Rose discussed savings, budgeting and investing tips. And during the investing discussion, he asked for a quick show of hands of those who had heard of the Roth IRA.
No hands went up. That isn’t really too surprising — after all, retirement investing isn’t the number one worry for college seniors. But the knowledge gap sparked an idea: a one-day online Roth IRA Movement reaching out to young investors via bloggers and social media.
Jeff also turned the whole affair into a good time with this video he posted, including some impressive dance moves:
I’m a bit late to the party, but glad to add my voice–because for young people, Roth IRAs are no-brainers.
You can contribute up to $5,000 annually to a Roth, so long as your income is below $110,00 (single) or $173,000 (married). Unlike a traditional IRA, contributions are taxed as ordinary income, but then grow tax free forever–along with what you earn on the accounts, assuming you don’t make withdrawals before age 59 1/2.

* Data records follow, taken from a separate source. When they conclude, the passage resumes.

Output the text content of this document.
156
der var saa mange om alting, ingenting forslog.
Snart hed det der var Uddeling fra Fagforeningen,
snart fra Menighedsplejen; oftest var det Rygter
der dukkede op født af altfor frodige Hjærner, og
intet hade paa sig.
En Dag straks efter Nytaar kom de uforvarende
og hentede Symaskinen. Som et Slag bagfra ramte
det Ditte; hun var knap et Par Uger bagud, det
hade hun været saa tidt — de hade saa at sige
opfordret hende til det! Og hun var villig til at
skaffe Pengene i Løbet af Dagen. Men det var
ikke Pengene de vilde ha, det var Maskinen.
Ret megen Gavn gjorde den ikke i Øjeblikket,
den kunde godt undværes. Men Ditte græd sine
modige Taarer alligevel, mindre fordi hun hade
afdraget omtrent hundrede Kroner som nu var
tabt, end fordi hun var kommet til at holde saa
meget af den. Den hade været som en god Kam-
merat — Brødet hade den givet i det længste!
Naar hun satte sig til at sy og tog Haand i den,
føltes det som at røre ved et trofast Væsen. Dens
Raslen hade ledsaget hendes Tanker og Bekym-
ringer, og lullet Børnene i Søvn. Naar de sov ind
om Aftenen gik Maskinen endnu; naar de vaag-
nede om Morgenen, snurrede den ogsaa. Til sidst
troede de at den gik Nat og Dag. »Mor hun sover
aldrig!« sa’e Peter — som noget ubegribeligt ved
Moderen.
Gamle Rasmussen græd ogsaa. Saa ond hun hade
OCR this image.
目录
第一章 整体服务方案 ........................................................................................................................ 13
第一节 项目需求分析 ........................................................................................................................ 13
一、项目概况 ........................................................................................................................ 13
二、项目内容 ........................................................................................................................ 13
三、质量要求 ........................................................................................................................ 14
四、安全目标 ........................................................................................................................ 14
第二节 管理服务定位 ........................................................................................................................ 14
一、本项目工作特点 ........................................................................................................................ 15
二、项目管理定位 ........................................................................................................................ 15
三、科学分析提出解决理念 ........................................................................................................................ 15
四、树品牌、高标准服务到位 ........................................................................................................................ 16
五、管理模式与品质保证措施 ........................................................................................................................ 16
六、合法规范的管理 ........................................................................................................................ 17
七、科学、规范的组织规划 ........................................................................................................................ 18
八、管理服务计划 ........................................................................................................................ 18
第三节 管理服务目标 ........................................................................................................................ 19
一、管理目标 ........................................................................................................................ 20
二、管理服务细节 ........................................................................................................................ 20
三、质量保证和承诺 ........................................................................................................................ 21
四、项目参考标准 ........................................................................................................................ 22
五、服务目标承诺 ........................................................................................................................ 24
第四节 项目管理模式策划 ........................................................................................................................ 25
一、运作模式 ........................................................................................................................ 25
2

What happens when you retire? That sounds like its eons away — but trust me, it comes faster than you think. And at that point, Roths offer great flexibility. Unlike tax-deferred retirement vehicles, Roths have no Required Minimum Distributions (RMDS) after age 70 1/2. You can even pass along the assets to your heirs tax-free — although they would have to deal with RMD requirements.